Board member Dave Frohling said the contingency will be depleted to an unacceptable level if used for the project. The fund is set at $150,000 for 2021.

Debate continued, with a variety of recriminations and a failed motion to send the matter back to the finance committee. An amendment to send it back to both the finance and building committees was earlier approved, but was irrelevant as the original motion failed.

Debate then centered on a 10 percent discount on the project that had been negotiated with Johnson Controls, but is only valid until Aug. 6. A special meeting would have to be called before that date to insure the discount ($40,000) could be lost if action is not taken before the deadline passes.

Berg indicated that his company would work with the county, but that he could personally make no guarantee.

Some of the parts are reportedly on back-order, perhaps for two to four months.

“Lead times are all over the board right now,” said Berg. “I’ve never seen anything like this.”

Board member Dennis Schmidt chastised opponents of the project, stating, “It’s going to make no difference if you send it back to the committee – finance, building.
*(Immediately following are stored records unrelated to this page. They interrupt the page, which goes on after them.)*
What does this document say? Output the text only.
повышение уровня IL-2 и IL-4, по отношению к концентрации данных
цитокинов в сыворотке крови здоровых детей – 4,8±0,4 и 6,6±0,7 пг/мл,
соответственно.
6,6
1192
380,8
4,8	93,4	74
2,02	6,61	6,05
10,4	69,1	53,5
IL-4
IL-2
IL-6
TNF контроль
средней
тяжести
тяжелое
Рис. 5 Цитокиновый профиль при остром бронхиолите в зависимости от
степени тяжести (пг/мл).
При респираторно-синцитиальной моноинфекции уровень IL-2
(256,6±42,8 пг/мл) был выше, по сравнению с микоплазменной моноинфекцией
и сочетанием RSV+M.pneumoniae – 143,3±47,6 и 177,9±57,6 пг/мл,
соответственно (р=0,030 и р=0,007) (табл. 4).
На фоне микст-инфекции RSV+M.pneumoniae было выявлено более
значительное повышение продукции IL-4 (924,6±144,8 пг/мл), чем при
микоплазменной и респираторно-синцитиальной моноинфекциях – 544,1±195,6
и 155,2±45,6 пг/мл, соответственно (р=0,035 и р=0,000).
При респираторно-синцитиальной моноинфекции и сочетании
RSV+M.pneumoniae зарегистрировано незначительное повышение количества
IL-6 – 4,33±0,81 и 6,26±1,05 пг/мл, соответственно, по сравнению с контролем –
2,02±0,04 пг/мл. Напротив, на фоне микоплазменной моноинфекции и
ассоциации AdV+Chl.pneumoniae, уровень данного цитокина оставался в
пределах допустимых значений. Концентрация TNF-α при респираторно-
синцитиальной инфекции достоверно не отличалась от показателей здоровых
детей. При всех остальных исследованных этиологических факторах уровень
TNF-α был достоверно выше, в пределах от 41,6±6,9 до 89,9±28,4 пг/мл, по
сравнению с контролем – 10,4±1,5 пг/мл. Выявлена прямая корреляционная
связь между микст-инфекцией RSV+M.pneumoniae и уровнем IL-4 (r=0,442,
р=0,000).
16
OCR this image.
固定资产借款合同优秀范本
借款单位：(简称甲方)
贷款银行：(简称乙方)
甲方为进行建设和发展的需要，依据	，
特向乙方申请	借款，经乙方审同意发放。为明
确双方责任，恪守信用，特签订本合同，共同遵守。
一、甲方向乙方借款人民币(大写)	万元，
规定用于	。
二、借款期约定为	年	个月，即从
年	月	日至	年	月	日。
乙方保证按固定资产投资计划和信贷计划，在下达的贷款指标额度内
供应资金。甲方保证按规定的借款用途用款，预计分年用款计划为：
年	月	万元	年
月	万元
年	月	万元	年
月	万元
You lose your 10 percent discount. I just don’t get your mentality about this. Why do you think you’re going to fight over every dime that it’s going to cost to fix something. It’s not going to change what we need to fix, period. I’m getting sick and tired of listening to this kind of crap anyway.”

Schmitt countered, “It’s just ridiculous around here and you guys don’t understand the pain and expense of fixing these buildings because you have endless supplies of money. And you gouge it out of the guts of those paying the bills.”

Chairman Russ Kottke called the question to a vote, which resulted in approval of the original resolution 22-7. The contract with Johnson Controls will go forward, although steps will be taken to investigate the possibility of using insurance funds or finding some reimbursement from the local utility.

Benjamin Priesgen swore his oath of office as the appointed man to fill the seat for the 16th District, formerly held by Larry Schraufnagel. District 16 covers wards 2 and 3 in the Village of Lomira. He was appointed to serve on the Land Resources & Parks Committee, the Judicial & Public Protection Committee and the Land Information Council.